Dalam perkembangannya, DPRD Provinsi Sumatera Barat mengajukan gugatan hak uji materiil PP No 110/2000 dan Mahkamah Agung (MA) mengabulkan gugatan tersebut. Karena dinyatakan bertentangan (tegengesteld) dengan UU No 4/1999 dan UU No 22/1999, MA menyatakan PP No 110/2000 batal dan tidak mempunyai kekuatan mengikat. Untuk itu, MA memerintahkan tergugat (dalam hal ini Presiden RI) segera mencabut PP No 110/2000 dengan ketentuan apabila dalam waktu 90 hari setelah putusan disampaikan tidak dilakukan pencabutan, demi hukum PP 110/2000 tidak mempunyai kekuatan hukum.

Dengan hasil itu, semua anggota DPRD yang diproses dalam kasus korupsi APBD menolak proses hukum yang dilakukan kepolisian dan kejaksaan. Bagi mereka, dengan dikabulkannya permohonan uji materiil tersebut, tidak ada lagi alasan hukum untuk mempersoalkan pelanggaran PP No 110/2000. Barangkali, alasan itu juga yang digunakan Panitia Kerja DPR untuk mengatakan bahwa penanganan kasus korupsi di daerah mengarah ke kriminalisasi politik kebijakan pemerintah daerah.

Kalau hanya hasil hak uji materiil tersebut yang digunakan untuk mengatakan telah terjadi kriminalisasi, argumentasi itu amat lemah. Putusan uji materiil MA hanya menyatakan PP No 110/2000 batal, bukan batal demi hukum. Dengan amar demikian, PP No 110/2000 tetap berlaku (the existing laws) setidak-tidaknya sampai ada tidak lanjut dalam bentuk pencabutan oleh pemerintah. Akan berbeda halnya kalau amar putusan MA menyatakan batal demi hukum, maka PP No 110/2000 harus dianggap tidak pernah ada. Dengan argumentasi itu, semua penyimpangan penyusunan anggaran DPRD sejak berlakunya PP No 110/2000 dapat dijangkau dengan Undang-Undang Tindak Pidana Korupsi.

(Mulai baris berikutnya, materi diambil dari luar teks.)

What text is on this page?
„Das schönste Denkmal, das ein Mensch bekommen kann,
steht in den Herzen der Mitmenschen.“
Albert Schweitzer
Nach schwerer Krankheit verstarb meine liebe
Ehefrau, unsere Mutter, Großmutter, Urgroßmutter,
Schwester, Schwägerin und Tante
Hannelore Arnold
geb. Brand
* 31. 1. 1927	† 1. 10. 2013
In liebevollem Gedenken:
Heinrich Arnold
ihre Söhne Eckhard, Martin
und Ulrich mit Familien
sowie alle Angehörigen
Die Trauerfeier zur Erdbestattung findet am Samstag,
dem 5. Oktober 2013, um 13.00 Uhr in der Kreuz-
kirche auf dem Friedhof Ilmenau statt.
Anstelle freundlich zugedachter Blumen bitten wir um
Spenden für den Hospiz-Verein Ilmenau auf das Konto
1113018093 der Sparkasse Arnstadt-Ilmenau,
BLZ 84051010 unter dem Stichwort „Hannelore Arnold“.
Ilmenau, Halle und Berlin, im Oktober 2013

Barangkali, perdebatan mendalam baru diperlukan kalau penyimpangan PP No 110/2000 terjadi setelah putusan MA. Berdasarkan putusan MA, PP No 110/2000 tidak lagi punya kekuatan hukum apabila dalam waktu 90 hari setelah putusan disampaikan tidak dilakukan pencabutan oleh Presiden RI. Dari catatan yang ada, hasil uji materiil baru disampaikan ke pihak terkait pada tanggal 27 Desember 2002.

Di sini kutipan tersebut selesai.